Do you see yourself as a bridge between Chinese and Western foodies?

That's what I'm trying to do. I think Chinese cuisine is probably the most diverse and sophisticated in the world because there's so much to it. And it's very underrated and not very deeply understood in the West, so what I hope to do is to make some sort of contribution to open up this subject to people.

Is it possible to describe Chinese food in general terms?

You can come up with some generalizations, like the use of chopsticks; having grain foods, whether its rice, noodles, or breads served with cai side dishes; and the use of certain fermented seasonings like soy sauce.

A lot of Chinese people talk about Western food as one thing, and you sort of know what they mean. But that's obviously very limited, and it's the same talking about Chinese food. You can come up with some generalizations about how Chinese food is broadly different from American food. But then as soon as you look more closely...it's very diverse.

A good Sichuanese meal is not all hot; it's balanced.
Fuchsia Dunlop

What about Sichuanese food? People often think of it as "hot and spicy." Does this describe the full extent of the cuisine?

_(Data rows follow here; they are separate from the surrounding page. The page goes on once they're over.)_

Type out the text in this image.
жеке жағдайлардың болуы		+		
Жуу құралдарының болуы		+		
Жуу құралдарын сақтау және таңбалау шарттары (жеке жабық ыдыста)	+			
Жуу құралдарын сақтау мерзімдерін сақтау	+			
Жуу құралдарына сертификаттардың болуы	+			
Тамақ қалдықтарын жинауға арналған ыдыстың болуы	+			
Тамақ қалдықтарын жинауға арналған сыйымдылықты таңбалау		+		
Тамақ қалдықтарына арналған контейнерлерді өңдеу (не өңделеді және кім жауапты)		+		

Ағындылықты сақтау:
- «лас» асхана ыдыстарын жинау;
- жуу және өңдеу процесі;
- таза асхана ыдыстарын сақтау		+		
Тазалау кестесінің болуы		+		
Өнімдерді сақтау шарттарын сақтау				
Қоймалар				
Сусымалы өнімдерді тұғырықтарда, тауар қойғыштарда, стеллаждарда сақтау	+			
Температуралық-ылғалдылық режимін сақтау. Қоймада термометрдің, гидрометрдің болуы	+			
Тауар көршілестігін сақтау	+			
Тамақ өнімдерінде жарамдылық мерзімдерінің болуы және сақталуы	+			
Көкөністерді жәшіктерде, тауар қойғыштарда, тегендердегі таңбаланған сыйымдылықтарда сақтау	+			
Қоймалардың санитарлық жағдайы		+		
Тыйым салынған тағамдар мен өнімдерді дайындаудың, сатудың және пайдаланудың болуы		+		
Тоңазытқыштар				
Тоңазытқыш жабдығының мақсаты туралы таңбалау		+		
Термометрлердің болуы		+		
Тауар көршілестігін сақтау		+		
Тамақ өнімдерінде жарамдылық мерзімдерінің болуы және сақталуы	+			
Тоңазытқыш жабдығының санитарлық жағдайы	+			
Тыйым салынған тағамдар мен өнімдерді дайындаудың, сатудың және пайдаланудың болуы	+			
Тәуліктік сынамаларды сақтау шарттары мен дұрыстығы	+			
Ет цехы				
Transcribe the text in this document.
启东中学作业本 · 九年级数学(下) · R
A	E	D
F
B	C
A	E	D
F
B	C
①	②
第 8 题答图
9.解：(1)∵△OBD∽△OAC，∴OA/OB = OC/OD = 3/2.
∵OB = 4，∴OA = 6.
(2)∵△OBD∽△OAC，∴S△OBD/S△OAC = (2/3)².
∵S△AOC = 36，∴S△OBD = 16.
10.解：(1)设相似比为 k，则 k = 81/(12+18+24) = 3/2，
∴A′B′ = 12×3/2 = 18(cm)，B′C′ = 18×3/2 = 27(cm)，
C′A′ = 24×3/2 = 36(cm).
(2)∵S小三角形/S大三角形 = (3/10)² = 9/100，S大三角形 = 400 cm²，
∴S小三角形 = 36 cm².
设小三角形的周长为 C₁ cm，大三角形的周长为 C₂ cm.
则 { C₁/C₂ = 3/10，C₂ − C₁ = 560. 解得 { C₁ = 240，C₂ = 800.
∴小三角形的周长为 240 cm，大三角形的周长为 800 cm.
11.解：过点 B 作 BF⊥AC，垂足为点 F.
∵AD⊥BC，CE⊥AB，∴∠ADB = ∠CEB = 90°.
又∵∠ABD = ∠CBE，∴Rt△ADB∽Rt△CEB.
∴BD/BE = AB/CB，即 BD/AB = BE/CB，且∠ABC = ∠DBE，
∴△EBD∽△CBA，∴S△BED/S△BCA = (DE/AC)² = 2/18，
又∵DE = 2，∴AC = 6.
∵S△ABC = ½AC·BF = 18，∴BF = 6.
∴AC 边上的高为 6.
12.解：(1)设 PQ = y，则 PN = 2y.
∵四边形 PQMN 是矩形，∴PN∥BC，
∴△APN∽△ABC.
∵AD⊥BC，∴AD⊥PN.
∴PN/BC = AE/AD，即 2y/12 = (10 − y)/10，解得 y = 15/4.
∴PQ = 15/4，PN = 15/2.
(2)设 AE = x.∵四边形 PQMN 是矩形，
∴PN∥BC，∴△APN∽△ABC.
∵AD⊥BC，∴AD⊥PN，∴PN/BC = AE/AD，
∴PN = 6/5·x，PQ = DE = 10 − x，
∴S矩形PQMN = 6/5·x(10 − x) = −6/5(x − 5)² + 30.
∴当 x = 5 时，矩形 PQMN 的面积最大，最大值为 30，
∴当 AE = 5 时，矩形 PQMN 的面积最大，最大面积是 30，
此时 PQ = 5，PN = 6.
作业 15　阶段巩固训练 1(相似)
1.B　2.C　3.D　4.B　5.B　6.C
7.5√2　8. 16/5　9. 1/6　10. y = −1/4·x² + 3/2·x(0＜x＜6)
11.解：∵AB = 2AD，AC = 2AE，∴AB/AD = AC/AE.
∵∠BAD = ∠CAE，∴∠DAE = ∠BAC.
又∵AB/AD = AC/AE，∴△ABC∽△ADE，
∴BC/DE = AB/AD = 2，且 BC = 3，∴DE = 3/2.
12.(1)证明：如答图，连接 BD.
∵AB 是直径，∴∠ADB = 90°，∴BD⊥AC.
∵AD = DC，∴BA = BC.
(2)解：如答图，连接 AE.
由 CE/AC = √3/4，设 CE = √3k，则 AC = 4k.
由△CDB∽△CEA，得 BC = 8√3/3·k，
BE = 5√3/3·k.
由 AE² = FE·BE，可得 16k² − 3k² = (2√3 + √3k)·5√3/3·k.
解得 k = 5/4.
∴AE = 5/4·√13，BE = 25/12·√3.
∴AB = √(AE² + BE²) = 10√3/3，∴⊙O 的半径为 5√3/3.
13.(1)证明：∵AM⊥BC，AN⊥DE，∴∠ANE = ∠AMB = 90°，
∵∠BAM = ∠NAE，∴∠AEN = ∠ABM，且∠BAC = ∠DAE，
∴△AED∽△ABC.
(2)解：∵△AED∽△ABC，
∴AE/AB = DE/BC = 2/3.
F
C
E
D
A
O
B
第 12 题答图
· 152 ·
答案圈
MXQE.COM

It's much more subtle than that. If you're looking at China in general, one of the things that stand out about Sichuanese cuisine is that it uses a lot of Sichuan chilies and peppers. But if you're inside Sichuan, it's much more subtle and sophisticated.

A good Sichuanese meal is not all hot; it's balanced. There's a saying: Yicaiyige baicaibaiwei, meaning, "Each dish has its own style; a hundred dishes have a hundred different flavors."

A Sichuanese banquet should have constant stimulation and excitement. You have something hot and then something soothing, then you have a light soup, then something sweet...variety is the spice of life.

Recently, very fiery dishes, like the shuizhuyu (fish in a sea of sizzling chili oil) has become very fashionable, so people always associate it with Sichuanese cuisine. But that's just one aspect of it.

How does Chinese food figure into the London eating scene?

It used to be very underrated and was seen as being stuck in a rut. But now it's gotten more regional, and people are getting excited about it again. Until recently, it was all Cantonese. There were a few very good Cantonese places for dimsum and lots of very cheap takeaways, not serving good food and doing a lot of sweet and sour pork and lemon chicken for the Westerners. A lot of middle-of-the-road places doing not very interesting food for non-Chinese people.

How about Hakka San?

Hakka San was hugely influential because it was the first dramatically, glamorously designed restaurant -- high-end, very expensive, trendy and glamorous. And so that made Chinese food seem very cool and glamorous and persuaded people that they might pay more money for it.

Does it appeal to Chinese eaters?

No, Chinese people are more into just the food. Westerners are more into the décor.

Go for yuxiang (fish fragrant) dishes, which have the gentle heat of picked chilies and the sweet and sour.
Fuchsia Dunlop

What's your favorite Chinese dish to eat?

Yuxiangqiezi (fish fragrant eggplants). It's Sichuanese. It has so many layers: ginger, garlic, spring onions, pickled chili, sweet and sour. It's delicious and shows how Sichuanese food can take a very ordinary ingredient and make it sublime. Yuxiangqiezi and a bowl of rice, and I'm happy.

If someone wanted to dip their toes into Sichuanese cuisine, what would you suggest? People tend to think of Sichuanese food as hot and spicy and can feel intimidated.

Go for yuxiang (fish fragrant) dishes, which have the gentle heat of picked chilies and the sweet and sour. Everyone loves them, unless you don't like any heat at all. Don't start with the sea of oil and the chilies and pepper.